In early February 2021, the result of this multidisciplinary collaboration was an Immigration Workshop offered to about 90 mental health clinicians from all disciplines, social workers, law students, and lawyers working in immigration. “Our goal was to help them understand the mental health issues that arise with these clients and how they should proceed,” said Gulrajani.
The workshop was conceived and facilitated by Bass and Moccio, and taught by Gulrajani and Matthew Kruse, MD, MBA, of the Anoka Metro-Regional Treatment Center in Anoka, MN, both of whom are forensic psychiatrists. Benjamin Casper Sanchez, JD, faculty director of the Binger Center was also involved.
Two kinds of immigrants
There are two categories of immigrants that the workshop creators wanted attendees to understand — those who have just crossed the border and those who have been living in the United States for many years and face deportation for any number of reasons.
The workshop was designed to help attendees:
- Demonstrate an understanding of the medical and legal issues that come up during an immigration evaluation,
- Understand how a mental health evaluation performed for an immigration court is different than a treatment evaluation, and
- Demonstrate skills in writing a forensic psychiatric report for the court expressing their opinion.
“The last hour of the session was quite literally a workshop during which we discussed sample cases and there was a lot of interaction from the audience,” said Gulrajani. “The feedback I received was that the audience was not only interested in the topic but also felt able to conduct an evaluation.”
The next steps for the workshop creators include integrating the teaching into the Department of Psychiatry and Behavioral Sciences residency curriculum. They also want to develop a consortium of providers willing to do this work. “We can begin working with other law firms in the area,” said Gulrajani. “We want to lend our expertise from the department to these individuals who could benefit from it.”

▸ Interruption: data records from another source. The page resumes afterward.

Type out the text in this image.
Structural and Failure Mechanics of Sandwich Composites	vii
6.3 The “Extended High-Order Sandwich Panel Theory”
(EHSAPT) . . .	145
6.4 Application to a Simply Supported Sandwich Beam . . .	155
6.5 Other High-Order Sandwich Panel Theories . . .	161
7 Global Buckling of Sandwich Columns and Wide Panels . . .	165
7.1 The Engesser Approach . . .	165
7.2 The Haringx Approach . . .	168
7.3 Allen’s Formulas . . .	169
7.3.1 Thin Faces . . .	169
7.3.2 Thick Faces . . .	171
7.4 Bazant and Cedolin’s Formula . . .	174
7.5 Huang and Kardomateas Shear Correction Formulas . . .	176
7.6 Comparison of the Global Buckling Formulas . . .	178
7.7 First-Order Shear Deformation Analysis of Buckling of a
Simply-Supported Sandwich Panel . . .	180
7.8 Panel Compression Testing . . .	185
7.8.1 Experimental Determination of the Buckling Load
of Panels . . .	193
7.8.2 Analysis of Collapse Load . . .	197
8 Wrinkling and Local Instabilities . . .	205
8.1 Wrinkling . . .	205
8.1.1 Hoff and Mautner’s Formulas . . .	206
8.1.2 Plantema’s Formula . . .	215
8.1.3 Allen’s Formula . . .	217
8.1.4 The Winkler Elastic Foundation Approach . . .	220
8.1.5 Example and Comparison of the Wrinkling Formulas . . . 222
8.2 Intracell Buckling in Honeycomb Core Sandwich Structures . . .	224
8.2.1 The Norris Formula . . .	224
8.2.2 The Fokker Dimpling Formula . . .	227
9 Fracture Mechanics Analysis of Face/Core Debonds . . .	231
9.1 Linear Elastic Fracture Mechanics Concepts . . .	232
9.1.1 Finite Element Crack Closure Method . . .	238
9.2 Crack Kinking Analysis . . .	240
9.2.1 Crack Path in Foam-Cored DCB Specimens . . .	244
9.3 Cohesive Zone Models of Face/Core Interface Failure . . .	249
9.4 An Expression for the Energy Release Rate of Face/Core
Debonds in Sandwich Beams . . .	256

Moccio believes that it’s important for people to understand that many immigrants have experienced unbelievable horrors. “Family members may have been killed in front of them when they were children. They’re all trying to rebuild their lives,” she said. “They want to contribute; they want to be valued. Providing a mental health assessment helps some of them understand why they feel the way they do and helps identify some of the impediments they may face in achieving their goals. It’s vitally important in enabling many of them to move forward.”